How to break up with your bank

By Chris Taylor

If you ever need advice about breaking up with your bank, just ask Bruno J. Navarro. He has done it three times.

The technology marketer from Maplewood, New Jersey, cut ties for a variety of reasons, such as increased fees and low interest rates on savings. Sometimes the process is straightforward, sometimes it’s trickier – but Navarro has no qualms about packing up his financial accounts and heading to another institution.

“I’d say just go ahead and jump in,” says Navarro, 51, who has left banks like Chase, TD and Capital One and currently uses a credit union. “It might be a few minutes of pain to fill out forms, but I’m much happier having found financial institutions with customer-friendly policies and practices.”

Navarro isn’t alone in switching banks. In fact, 79% of U.S. consumers say they would change banks if they found one to better meet their needs, according to a 2023 poll by financial site The Motley Fool Ascent.

The main problem for breaker-uppers: “Banking relationships are sticky,” says Erika Safran, a financial planner in New York City. Especially these days: Maybe you get paid by direct deposit. Maybe your monthly bills are set up to come out of those accounts automatically. Your checkbooks, your personal loans, your credit cards – all could be tied to one institution, and all interlinked.

In that way, breaking up with your bank can almost feel like the end of a personal relationship: the history, the entanglements, the desire for something better. As the old Neil Sedaka song goes: Breaking up is hard to do.

But it can be done – whether because of bad customer service, a lack of brick-and-mortar branches, or annoying fees. A few ideas about how to manage a bank breakup:


Let’s take a very common scenario these days: Your bank is offering almost zilch on savings, while other online banks are offering around 5%.

There is no law that says you have to leave your bank to take advantage of that difference. Consider having accounts at two institutions. “It doesn’t have to be painful,” says Matt Stephens, a financial adviser in Wilmington, North Carolina.

“Most of the hassle is from switching checking accounts, but most of the benefit comes from switching savings accounts,” Stephens says. “One strategy is to leave your checking account where it is, but move your savings account to a bank with a higher interest rate.”


Much of our financial lives are automated these days, which is great – paychecks, utility payments, streaming subscriptions and so on.

But that makes switching over that much more complicated.
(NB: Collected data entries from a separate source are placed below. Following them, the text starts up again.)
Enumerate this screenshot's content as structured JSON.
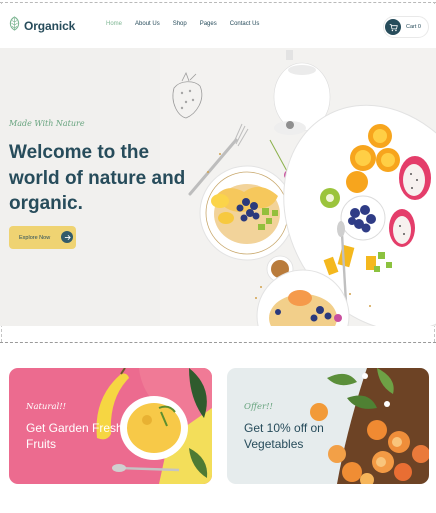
{
  "header": {
    "logo_text": "Organick",
    "nav": [
      {
        "label": "Home",
        "active": true
      },
      {
        "label": "About Us",
        "active": false
      },
      {
        "label": "Shop",
        "active": false
      },
      {
        "label": "Pages",
        "active": false
      },
      {
        "label": "Contact Us",
        "active": false
      }
    ],
    "cart_label": "Cart",
    "cart_count": "0",
    "icons": {
      "logo": "leaf-logo-icon",
      "cart": "cart-icon"
    }
  },
  "hero": {
    "subtitle": "Made With Nature",
    "title": "Welcome to the world of nature and organic.",
    "cta_label": "Explore Now",
    "cta_icon": "arrow-right-icon"
  },
  "promos": [
    {
      "subtitle": "Natural!!",
      "title": "Get Garden Fresh Fruits"
    },
    {
      "subtitle": "Offer!!",
      "title": "Get 10% off on Vegetables"
    }
  ],
  "colors": {
    "brand_dark": "#274c5b",
    "brand_green": "#7eb693",
    "cta_yellow": "#efd372",
    "promo_pink": "#ec6b8f",
    "promo_light": "#e6eced"
  }
}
If bills go unpaid because they are linked to defunct accounts, that could disrupt services and damage your credit record.
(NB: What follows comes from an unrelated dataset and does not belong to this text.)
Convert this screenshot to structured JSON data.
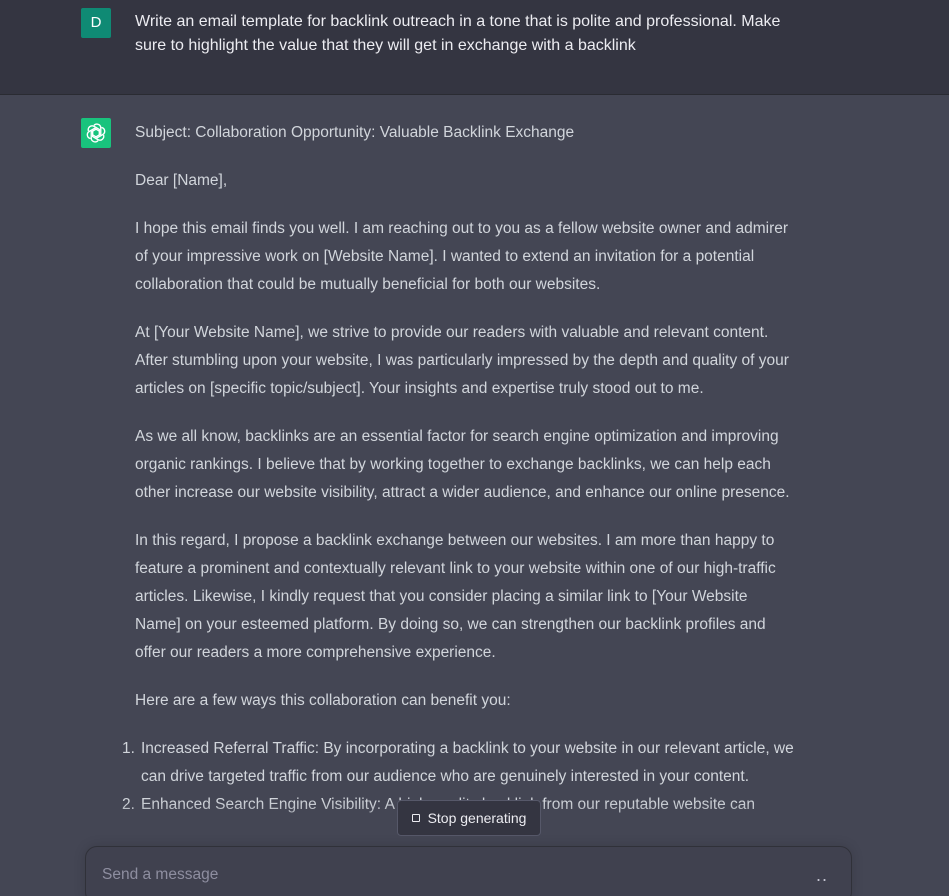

Advice from Jennifer Bush, a financial planner in San Jose, California: Go through your last few months of bank statements to identify ongoing charges, and contact every one of those companies to switch them over to your new accounts.

As you do so, keep your old account open for a while, just in case there is anything you have missed.
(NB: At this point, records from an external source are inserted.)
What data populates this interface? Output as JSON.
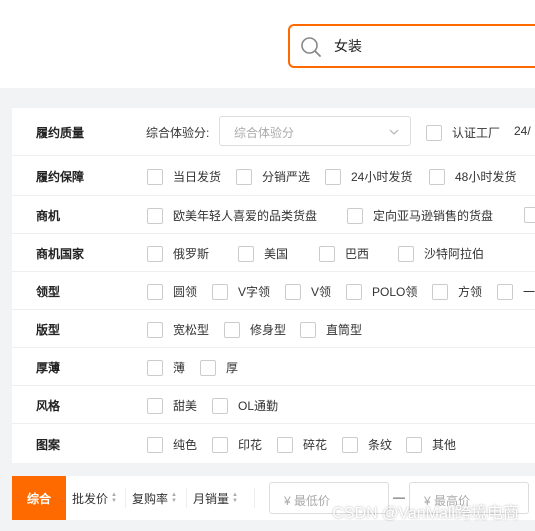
{
  "search": {
    "query": "女装"
  },
  "filters": {
    "fulfillment_quality": {
      "label": "履约质量",
      "select_label": "综合体验分:",
      "select_value": "综合体验分",
      "options": [
        "认证工厂",
        "24/"
      ]
    },
    "fulfillment_guarantee": {
      "label": "履约保障",
      "options": [
        "当日发货",
        "分销严选",
        "24小时发货",
        "48小时发货"
      ]
    },
    "opportunity": {
      "label": "商机",
      "options": [
        "欧美年轻人喜爱的品类货盘",
        "定向亚马逊销售的货盘"
      ]
    },
    "opportunity_country": {
      "label": "商机国家",
      "options": [
        "俄罗斯",
        "美国",
        "巴西",
        "沙特阿拉伯"
      ]
    },
    "collar": {
      "label": "领型",
      "options": [
        "圆领",
        "V字领",
        "V领",
        "POLO领",
        "方领",
        "一"
      ]
    },
    "fit": {
      "label": "版型",
      "options": [
        "宽松型",
        "修身型",
        "直筒型"
      ]
    },
    "thickness": {
      "label": "厚薄",
      "options": [
        "薄",
        "厚"
      ]
    },
    "style": {
      "label": "风格",
      "options": [
        "甜美",
        "OL通勤"
      ]
    },
    "pattern": {
      "label": "图案",
      "options": [
        "纯色",
        "印花",
        "碎花",
        "条纹",
        "其他"
      ]
    }
  },
  "sort": {
    "active": "综合",
    "items": [
      "批发价",
      "复购率",
      "月销量"
    ],
    "min_price_placeholder": "¥ 最低价",
    "separator": "—",
    "max_price_placeholder": "¥ 最高价"
  },
  "watermark": "CSDN @VanMall跨境电商",
  "colors": {
    "accent": "#ff6a00"
  }
}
“Once you have confirmed that all direct deposits and automatic payments have been switched, and no new transactions are going to the old bank, then you can close the old account,” Bush says.


Often people feel compelled to take action in the heat of the moment – perhaps over anger at an overdraft fee, for example.

But the reality is that another institution may have those same fees. You would be wise to do your due diligence beforehand, and study everything from minimum account balance requirements to ATM charges. To work through those issues and weigh your best options, check out the FDIC’s “Banking Checklist” here.

As a result of comparison shopping, you may even decide to stay put. But information is your friend and finding something better could quite literally mean thousands of dollars in your pocket.

Says Navarro, who is happy, for now, with his current institution: “It doesn’t hurt to shop around and look at interest rates, even if only once a year, or to check out your local credit union to see what you’ve been missing.”